In the manufacture of canned meat in cans, packaging takes place without creating a vacuum, so there is no oxygen in the can, and the top layer does not change color.

Myoglobin is absolutely safe for health. It is not necessary to remove the darkened layer of puree, the puree can simply be mixed and heated.

Glass jars are convenient, environmentally friendly and do not emit any hazardous substances.
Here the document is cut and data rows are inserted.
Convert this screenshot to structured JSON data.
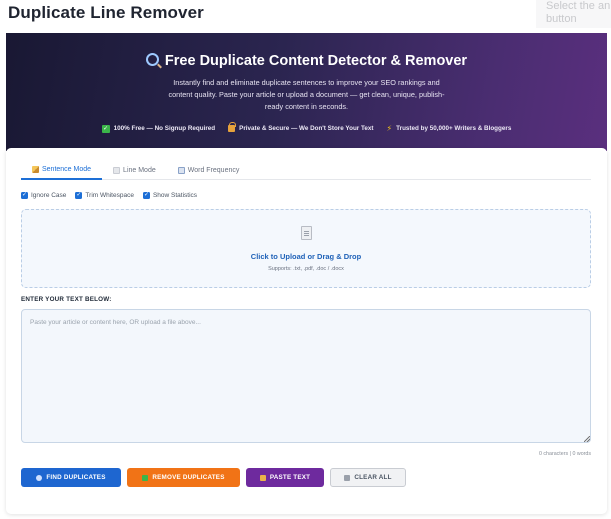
{
  "page": {
    "title": "Duplicate Line Remover",
    "ghost_text": "Select the an button"
  },
  "hero": {
    "title": "Free Duplicate Content Detector & Remover",
    "title_icon": "magnifier-icon",
    "description": "Instantly find and eliminate duplicate sentences to improve your SEO rankings and content quality. Paste your article or upload a document — get clean, unique, publish-ready content in seconds.",
    "badges": [
      {
        "icon": "check-icon",
        "label": "100% Free — No Signup Required"
      },
      {
        "icon": "lock-icon",
        "label": "Private & Secure — We Don't Store Your Text"
      },
      {
        "icon": "bolt-icon",
        "label": "Trusted by 50,000+ Writers & Bloggers"
      }
    ]
  },
  "tabs": [
    {
      "label": "Sentence Mode",
      "icon": "pencil-icon",
      "active": true
    },
    {
      "label": "Line Mode",
      "icon": "list-icon",
      "active": false
    },
    {
      "label": "Word Frequency",
      "icon": "chart-icon",
      "active": false
    }
  ],
  "options": [
    {
      "label": "Ignore Case",
      "checked": true
    },
    {
      "label": "Trim Whitespace",
      "checked": true
    },
    {
      "label": "Show Statistics",
      "checked": true
    }
  ],
  "upload": {
    "label": "Click to Upload or Drag & Drop",
    "supports": "Supports: .txt, .pdf, .doc / .docx"
  },
  "editor": {
    "label": "ENTER YOUR TEXT BELOW:",
    "placeholder": "Paste your article or content here, OR upload a file above...",
    "counter": "0 characters | 0 words"
  },
  "buttons": {
    "find": "FIND DUPLICATES",
    "remove": "REMOVE DUPLICATES",
    "paste": "PASTE TEXT",
    "clear": "CLEAR ALL"
  },
  "colors": {
    "accent_blue": "#1e66d0",
    "accent_orange": "#f17316",
    "accent_purple": "#6e2a9e",
    "hero_start": "#191833",
    "hero_end": "#5a2f7e"
  }
}
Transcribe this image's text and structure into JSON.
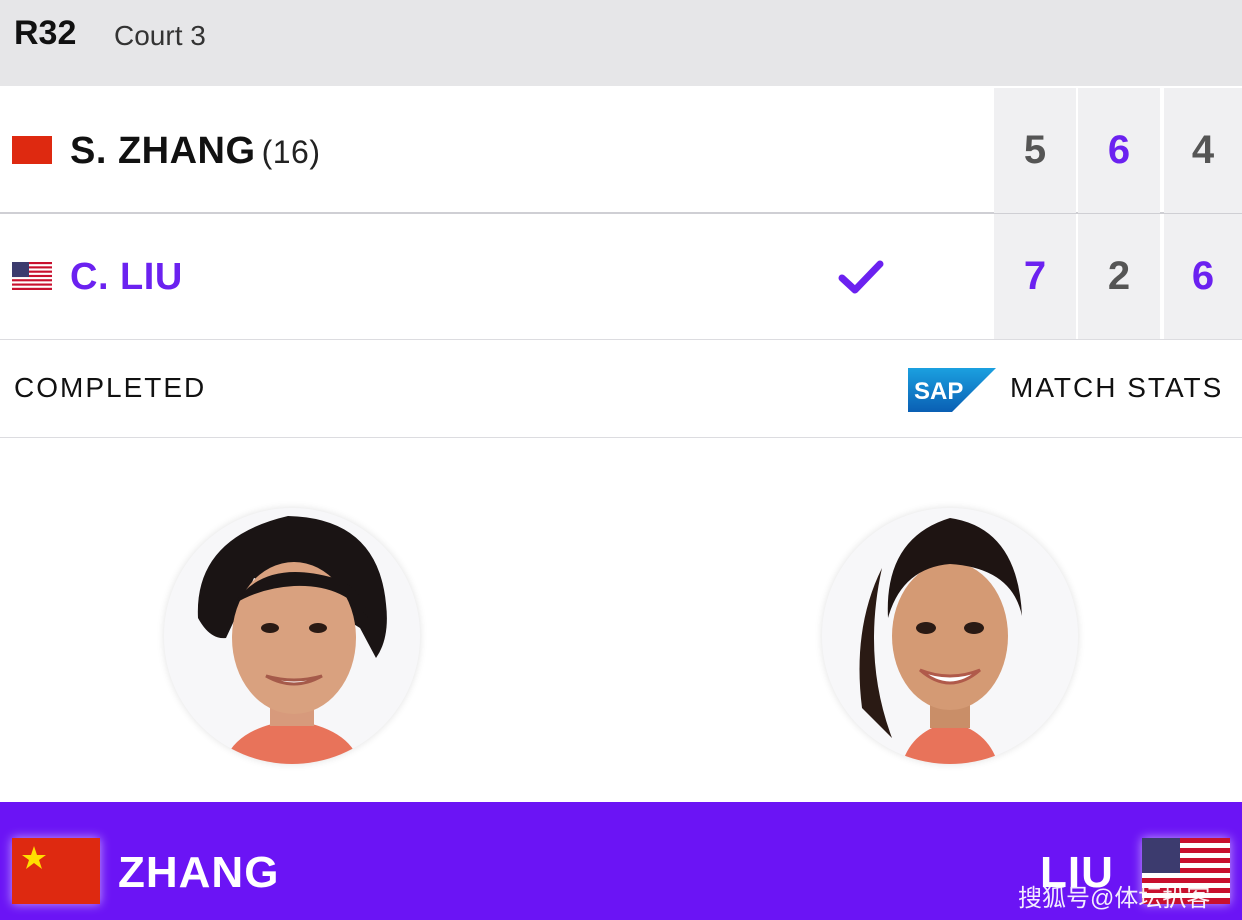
{
  "header": {
    "round": "R32",
    "court": "Court 3"
  },
  "players": [
    {
      "name": "S. ZHANG",
      "seed": "(16)",
      "flag": "china-flag-icon",
      "scores": [
        "5",
        "6",
        "4"
      ],
      "set_winner": [
        false,
        true,
        false
      ],
      "winner": false
    },
    {
      "name": "C. LIU",
      "seed": "",
      "flag": "usa-flag-icon",
      "scores": [
        "7",
        "2",
        "6"
      ],
      "set_winner": [
        true,
        false,
        true
      ],
      "winner": true
    }
  ],
  "status": {
    "label": "COMPLETED",
    "sponsor_logo_text": "SAP",
    "stats_link": "MATCH STATS"
  },
  "footer": {
    "left_name": "ZHANG",
    "right_name": "LIU"
  },
  "watermark": "搜狐号@体坛扒客",
  "colors": {
    "accent": "#6b21f0",
    "footer_bg": "#6b14f5",
    "header_bg": "#e6e6e8",
    "score_bg": "#f0f0f2"
  }
}
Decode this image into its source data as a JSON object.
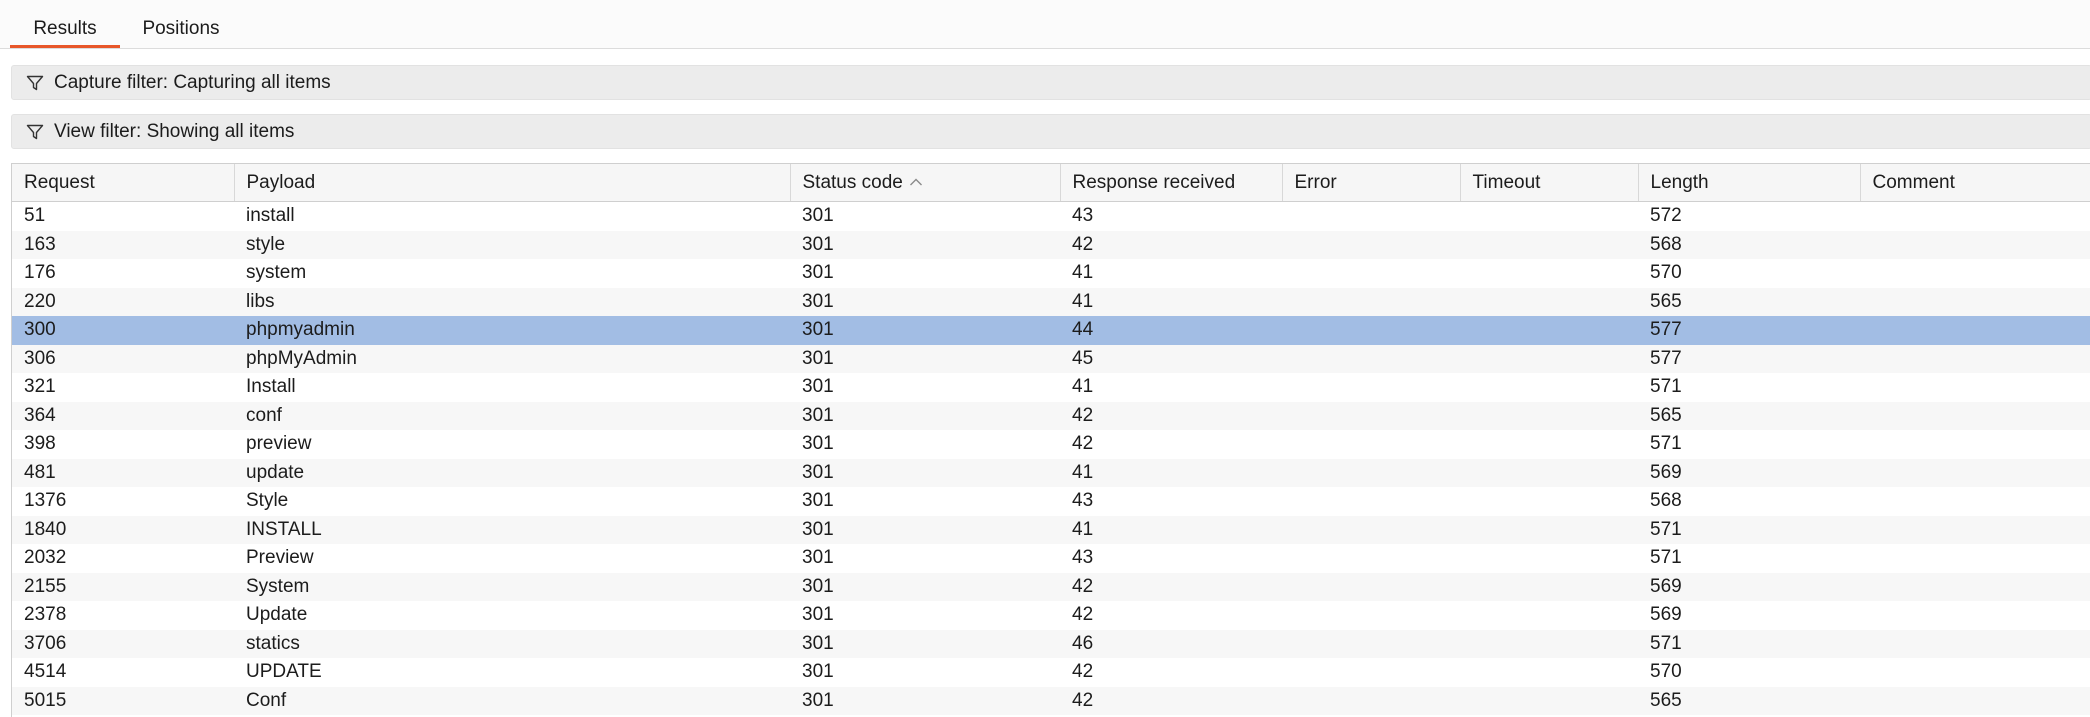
{
  "tabs": [
    {
      "label": "Results",
      "active": true
    },
    {
      "label": "Positions",
      "active": false
    }
  ],
  "capture_filter": {
    "label": "Capture filter: Capturing all items",
    "icon": "filter-icon"
  },
  "view_filter": {
    "label": "View filter: Showing all items",
    "icon": "filter-icon"
  },
  "table": {
    "columns": [
      "Request",
      "Payload",
      "Status code",
      "Response received",
      "Error",
      "Timeout",
      "Length",
      "Comment"
    ],
    "sort_column": "Status code",
    "sort_direction": "ascending",
    "selection_color": "#a2bde4",
    "rows": [
      {
        "request": "51",
        "payload": "install",
        "status": "301",
        "response": "43",
        "error": "",
        "timeout": "",
        "length": "572",
        "comment": ""
      },
      {
        "request": "163",
        "payload": "style",
        "status": "301",
        "response": "42",
        "error": "",
        "timeout": "",
        "length": "568",
        "comment": ""
      },
      {
        "request": "176",
        "payload": "system",
        "status": "301",
        "response": "41",
        "error": "",
        "timeout": "",
        "length": "570",
        "comment": ""
      },
      {
        "request": "220",
        "payload": "libs",
        "status": "301",
        "response": "41",
        "error": "",
        "timeout": "",
        "length": "565",
        "comment": ""
      },
      {
        "request": "300",
        "payload": "phpmyadmin",
        "status": "301",
        "response": "44",
        "error": "",
        "timeout": "",
        "length": "577",
        "comment": "",
        "selected": true
      },
      {
        "request": "306",
        "payload": "phpMyAdmin",
        "status": "301",
        "response": "45",
        "error": "",
        "timeout": "",
        "length": "577",
        "comment": ""
      },
      {
        "request": "321",
        "payload": "Install",
        "status": "301",
        "response": "41",
        "error": "",
        "timeout": "",
        "length": "571",
        "comment": ""
      },
      {
        "request": "364",
        "payload": "conf",
        "status": "301",
        "response": "42",
        "error": "",
        "timeout": "",
        "length": "565",
        "comment": ""
      },
      {
        "request": "398",
        "payload": "preview",
        "status": "301",
        "response": "42",
        "error": "",
        "timeout": "",
        "length": "571",
        "comment": ""
      },
      {
        "request": "481",
        "payload": "update",
        "status": "301",
        "response": "41",
        "error": "",
        "timeout": "",
        "length": "569",
        "comment": ""
      },
      {
        "request": "1376",
        "payload": "Style",
        "status": "301",
        "response": "43",
        "error": "",
        "timeout": "",
        "length": "568",
        "comment": ""
      },
      {
        "request": "1840",
        "payload": "INSTALL",
        "status": "301",
        "response": "41",
        "error": "",
        "timeout": "",
        "length": "571",
        "comment": ""
      },
      {
        "request": "2032",
        "payload": "Preview",
        "status": "301",
        "response": "43",
        "error": "",
        "timeout": "",
        "length": "571",
        "comment": ""
      },
      {
        "request": "2155",
        "payload": "System",
        "status": "301",
        "response": "42",
        "error": "",
        "timeout": "",
        "length": "569",
        "comment": ""
      },
      {
        "request": "2378",
        "payload": "Update",
        "status": "301",
        "response": "42",
        "error": "",
        "timeout": "",
        "length": "569",
        "comment": ""
      },
      {
        "request": "3706",
        "payload": "statics",
        "status": "301",
        "response": "46",
        "error": "",
        "timeout": "",
        "length": "571",
        "comment": ""
      },
      {
        "request": "4514",
        "payload": "UPDATE",
        "status": "301",
        "response": "42",
        "error": "",
        "timeout": "",
        "length": "570",
        "comment": ""
      },
      {
        "request": "5015",
        "payload": "Conf",
        "status": "301",
        "response": "42",
        "error": "",
        "timeout": "",
        "length": "565",
        "comment": ""
      }
    ]
  }
}
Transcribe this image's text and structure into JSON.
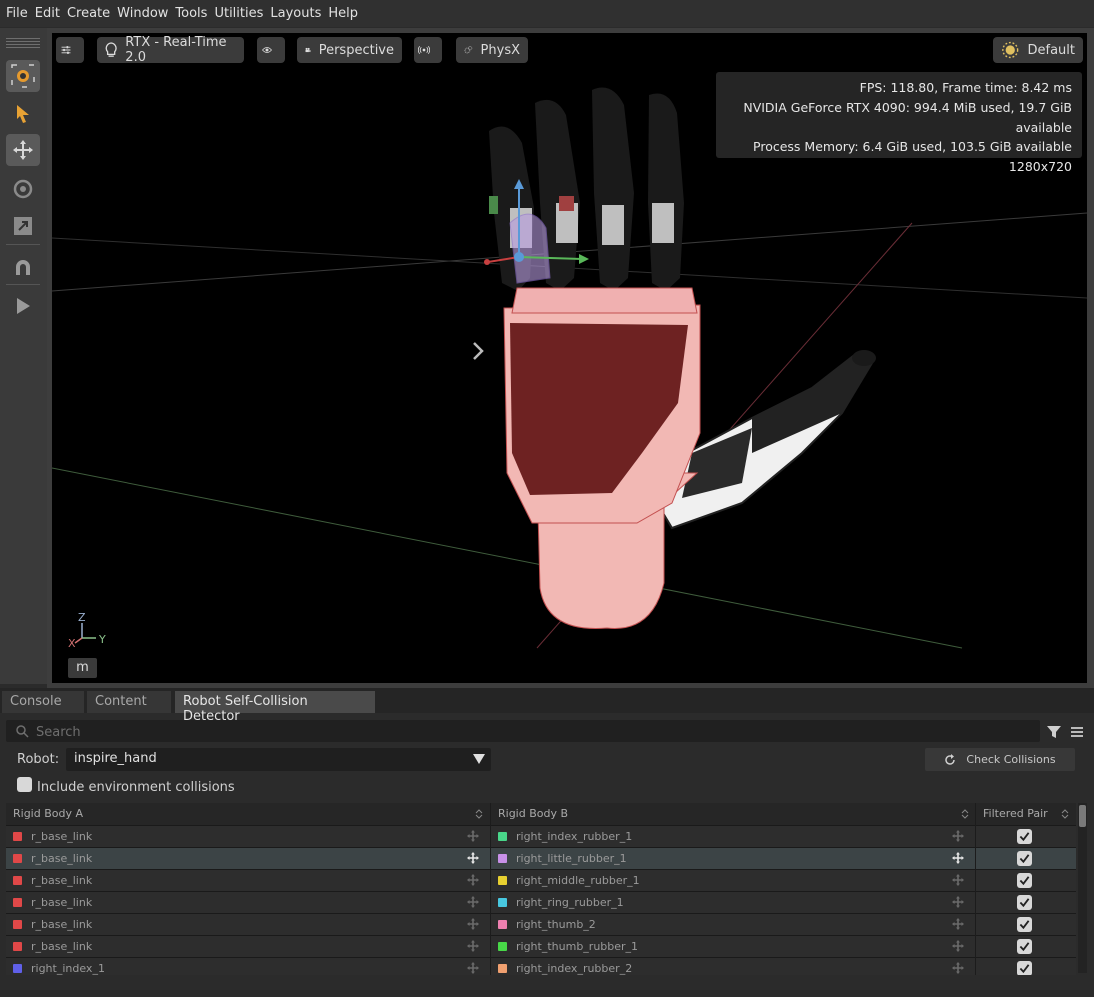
{
  "menu": [
    "File",
    "Edit",
    "Create",
    "Window",
    "Tools",
    "Utilities",
    "Layouts",
    "Help"
  ],
  "viewport": {
    "renderer_label": "RTX - Real-Time 2.0",
    "camera_label": "Perspective",
    "physics_label": "PhysX",
    "lighting_label": "Default",
    "stats": {
      "fps_line": "FPS: 118.80, Frame time: 8.42 ms",
      "gpu_line": "NVIDIA GeForce RTX 4090: 994.4 MiB used, 19.7 GiB available",
      "mem_line": "Process Memory: 6.4 GiB used, 103.5 GiB available",
      "resolution": "1280x720"
    },
    "axis": {
      "z": "Z",
      "x": "X",
      "y": "Y"
    },
    "units_button": "m"
  },
  "tabs": [
    "Console",
    "Content",
    "Robot Self-Collision Detector"
  ],
  "search": {
    "placeholder": "Search"
  },
  "robot": {
    "label": "Robot:",
    "value": "inspire_hand"
  },
  "check_button": "Check Collisions",
  "env_collisions_label": "Include environment collisions",
  "table": {
    "headers": {
      "a": "Rigid Body  A",
      "b": "Rigid Body  B",
      "filtered": "Filtered Pair"
    },
    "rows": [
      {
        "a": "r_base_link",
        "a_color": "#e04848",
        "b": "right_index_rubber_1",
        "b_color": "#49d68a",
        "filtered": true
      },
      {
        "a": "r_base_link",
        "a_color": "#e04848",
        "b": "right_little_rubber_1",
        "b_color": "#c890e8",
        "filtered": true
      },
      {
        "a": "r_base_link",
        "a_color": "#e04848",
        "b": "right_middle_rubber_1",
        "b_color": "#e8d030",
        "filtered": true
      },
      {
        "a": "r_base_link",
        "a_color": "#e04848",
        "b": "right_ring_rubber_1",
        "b_color": "#48c8e0",
        "filtered": true
      },
      {
        "a": "r_base_link",
        "a_color": "#e04848",
        "b": "right_thumb_2",
        "b_color": "#ee80b0",
        "filtered": true
      },
      {
        "a": "r_base_link",
        "a_color": "#e04848",
        "b": "right_thumb_rubber_1",
        "b_color": "#48d848",
        "filtered": true
      },
      {
        "a": "right_index_1",
        "a_color": "#6060e8",
        "b": "right_index_rubber_2",
        "b_color": "#f0a070",
        "filtered": true
      }
    ]
  }
}
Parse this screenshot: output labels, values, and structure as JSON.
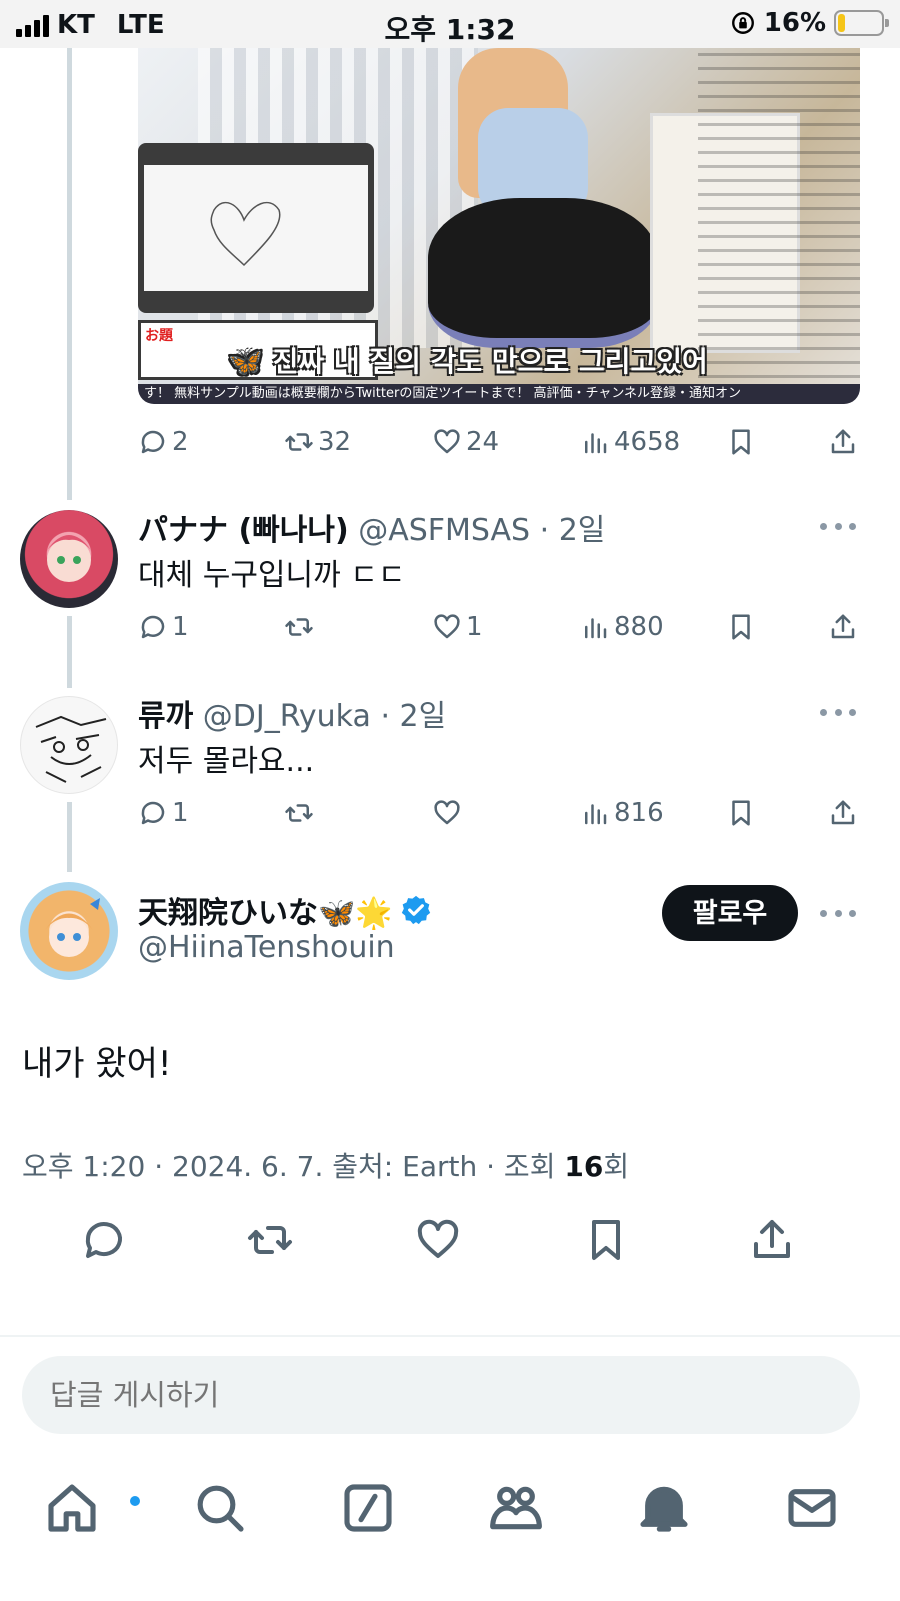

Advice on how to start meat complementary foods

When parents have decided how many months they can give their child meat, you should act according to the following algorithm:

  • Consult a pediatrician.
  • Prepare dishes. The child should receive complementary foods from separate dishes intended for young children.
  • Select the feeding time. When introducing a new complementary food, offer it during the second morning feeding - this way you can observe the reaction of the baby to the new food during the day.
  • Start with a small amount, such as 3-5 grams or half a teaspoon. During the week, it is necessary to gradually increase the portion until it corresponds to the age norm.
  • Do not combine several new products at once. The kid will not benefit from such a variety.

FrutoNanny is constantly evolving to better meet the needs of all its little customers. Therefore, when choosing which meat to introduce into complementary foods first, pay attention to the entire line of products.

The best food for a young child is breast milk. Specialist consultation is required. For information about age restrictions on the use of FrutoNyanya products, see the individual packaging.
*The first choice of products for the first acquaintance with the corresponding category of FrutoNyanya products.
**Hypoallergenicity was clinically proven at the SCCH in 2011, 2013, 2016, 18 FrutoNyanya complementary foods were tested: clarified apple juice, clarified pear juice, apple and pear juice with pulp, apple puree, pear puree , prune puree, broccoli puree, cauliflower puree, pumpkin puree, rabbit puree, turkey puree, dairy-free rice porridge, dairy-free buckwheat porridge, direct-pressed apple juice, direct-pressed apple and pear juice, juice from apples and straight-pressed plums, direct-pressed apple and blackcurrant juice, zucchini puree.

Reviewer Kovtun Tatiana Anatolievna

Scientific adviser to PROGRESS JSC, Ph. D.